The market for expertise, before AI, had imperfect but functional quality signals. Production cost was one: a brief that took forty hours suggested engagement with the material that a four-hour brief could not reproduce, and the hours carried informational value even if the client could not evaluate the work directly. Credentials were another: a partner at a top firm signaled training and selection that a junior associate could not match, and the credentials provided proxy information about quality. Reputation was a third: a lawyer's history of successful outcomes provided evidence about capability even when individual outputs were difficult to evaluate. Each signal was noisy; each was better than nothing; together they allowed markets for expertise to function despite the underlying information asymmetry.

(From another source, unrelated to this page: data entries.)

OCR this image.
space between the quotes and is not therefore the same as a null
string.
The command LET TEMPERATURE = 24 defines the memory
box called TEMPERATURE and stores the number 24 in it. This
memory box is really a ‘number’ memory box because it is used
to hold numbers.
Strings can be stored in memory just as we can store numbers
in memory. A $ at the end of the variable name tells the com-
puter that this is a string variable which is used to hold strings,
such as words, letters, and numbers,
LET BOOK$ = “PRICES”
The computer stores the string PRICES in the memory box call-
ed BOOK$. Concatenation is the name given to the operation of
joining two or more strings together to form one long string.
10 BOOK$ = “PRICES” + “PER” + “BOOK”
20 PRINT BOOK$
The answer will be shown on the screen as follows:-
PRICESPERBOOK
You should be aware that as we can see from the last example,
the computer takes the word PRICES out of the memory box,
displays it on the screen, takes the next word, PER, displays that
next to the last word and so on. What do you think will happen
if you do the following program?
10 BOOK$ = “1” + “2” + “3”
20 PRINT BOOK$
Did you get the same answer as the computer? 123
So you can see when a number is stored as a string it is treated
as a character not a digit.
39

AI collapses the signal. Production cost loses informational value when cost no longer reflects hours: the AI-assisted brief produced in four hours was not tested against the same depth of understanding as the independent brief produced in forty, but the hour difference is no longer visible to the client. Credentials retain some value but are diluted as AI enables junior practitioners to produce output formerly associated with senior credentials. Reputation operates on longer timescales than AI adoption, producing transitional periods during which established reputations continue to function as signals even as the underlying capability has shifted. The result is an information environment in which the quality of expertise is more opaque to buyers than at any prior point, and the lemons dynamic accelerates.

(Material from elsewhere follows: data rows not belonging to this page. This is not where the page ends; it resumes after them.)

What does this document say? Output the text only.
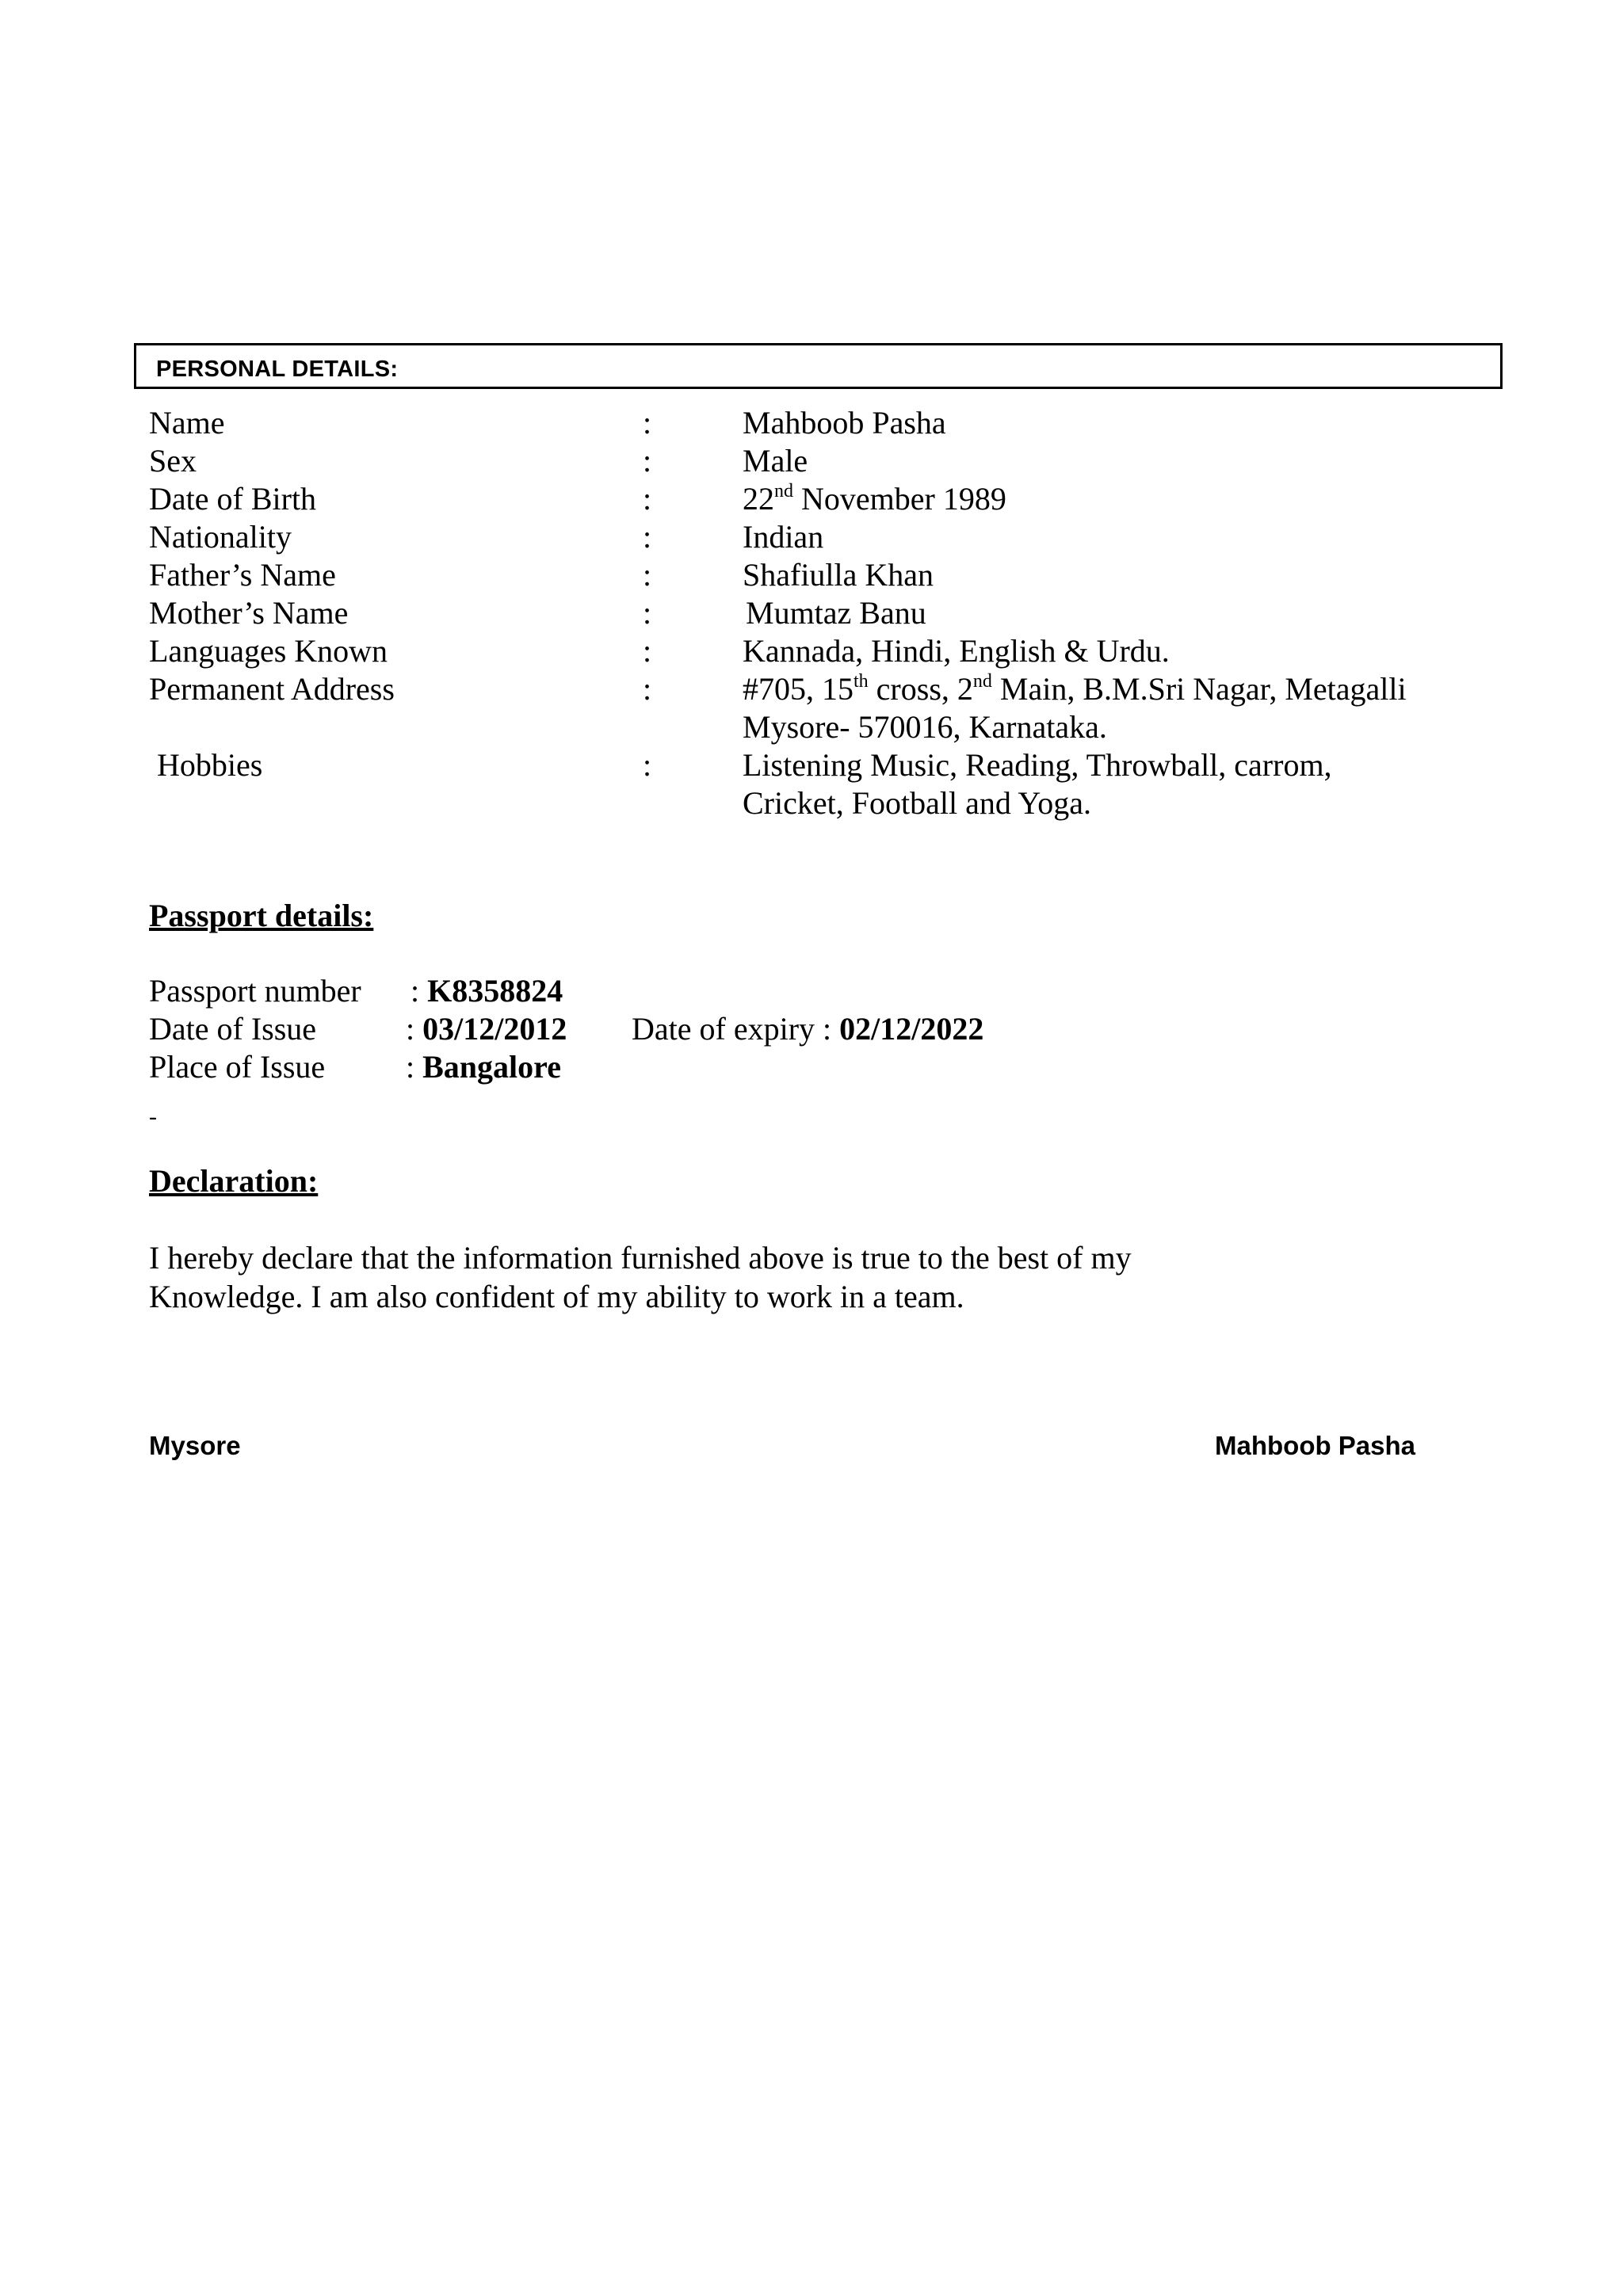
PERSONAL DETAILS:
Name	:	Mahboob Pasha
Sex	:	Male
Date of Birth	:	22nd November 1989
Nationality	:	Indian
Father’s Name	:	Shafiulla Khan
Mother’s Name	:	Mumtaz Banu
Languages Known	:	Kannada, Hindi, English & Urdu.
Permanent Address	:	#705, 15th cross, 2nd Main, B.M.Sri Nagar, Metagalli
Mysore- 570016, Karnataka.
Hobbies	:	Listening Music, Reading, Throwball, carrom,
Cricket, Football and Yoga.
Passport details:
Passport number : K8358824
Date of Issue	: 03/12/2012 Date of expiry : 02/12/2022
Place of Issue	: Bangalore
-
Declaration:
I hereby declare that the information furnished above is true to the best of my
Knowledge. I am also confident of my ability to work in a team.
Mysore	Mahboob Pasha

The consequences for deep practitioners are direct. A lawyer who invested fifteen years building genuine expertise — reading cases, developing judgment through thousands of hours of patient work — cannot compete on price with a lawyer who invested less and supplements with AI. The first lawyer's depth is real; the second lawyer's surface is cheaper; the market cannot distinguish between them. The rational response for the deep practitioner is to abandon the competition, reducing her investment in the capabilities she cannot monetize. This produces the second-order lemons dynamic: the systematic disinvestment in the capabilities that markets cannot price, compounding over time into a market populated by surface practitioners whose outputs fail in the contexts where depth matters.
The policy response Stiglitz's framework prescribes is institutional restoration of quality signals. Professional certification that distinguishes AI-augmented depth from AI-substituted surface — not prohibitions on AI use, which would be both futile and counterproductive, but certification frameworks that make the distinction legible. Liability frameworks that assign accountability for AI-assisted output to the human who directed and approved it, creating incentives for practitioners to maintain the judgment that AI amplifies rather than substitutes for. Quality standards specific to domains where depth matters disproportionately — medicine, law, engineering, architecture — that maintain the market value of genuine expertise by requiring its demonstration. These interventions do not prevent AI adoption. They price it accurately, preserving the market infrastructure that rewards the human capital the AI economy most urgently needs.
The lemons dynamic was formalized by George Akerlof in his 1970 paper The Market for 'Lemons': Quality Uncertainty and the Market Mechanism, which won him the 2001 Nobel shared with Stiglitz and Spence. The extension to AI-era expertise has been developed by multiple authors — including economists, legal scholars, and AI researchers — as the implications of large language models for knowledge work became clear. The specific application to professional services follows directly from Akerlof's original framework and Stiglitz's subsequent generalization.
Quality signals collapse under AI. Production cost, credentials, and reputation lose informational value as AI makes surface indistinguishable from depth.
Deep practitioners are driven from the market. They cannot compete on price with AI-assisted surface providers when the market cannot perceive the difference.
Second-order disinvestment. The market's inability to price depth produces rational disinvestment in the capabilities depth requires.
Institutional restoration as response. Certification, liability, and quality standards can restore the signals the market requires to function.
Not a prohibition on AI use. The response is pricing AI use accurately, not preventing it.
Market advocates argue that new signals will emerge naturally — review platforms, client reputation systems, outcome-based pricing — and that institutional intervention is unnecessary. Stiglitz's response draws on decades of evidence that markets with severe information asymmetry do not produce adequate signals voluntarily, because the informed party's dominant strategy is to conceal rather than reveal the information that would enable quality assessment. The AI case is structurally identical, and the historical evidence suggests that voluntary signal development will be too slow and too partial to prevent the lemons dynamic from destroying the market for depth.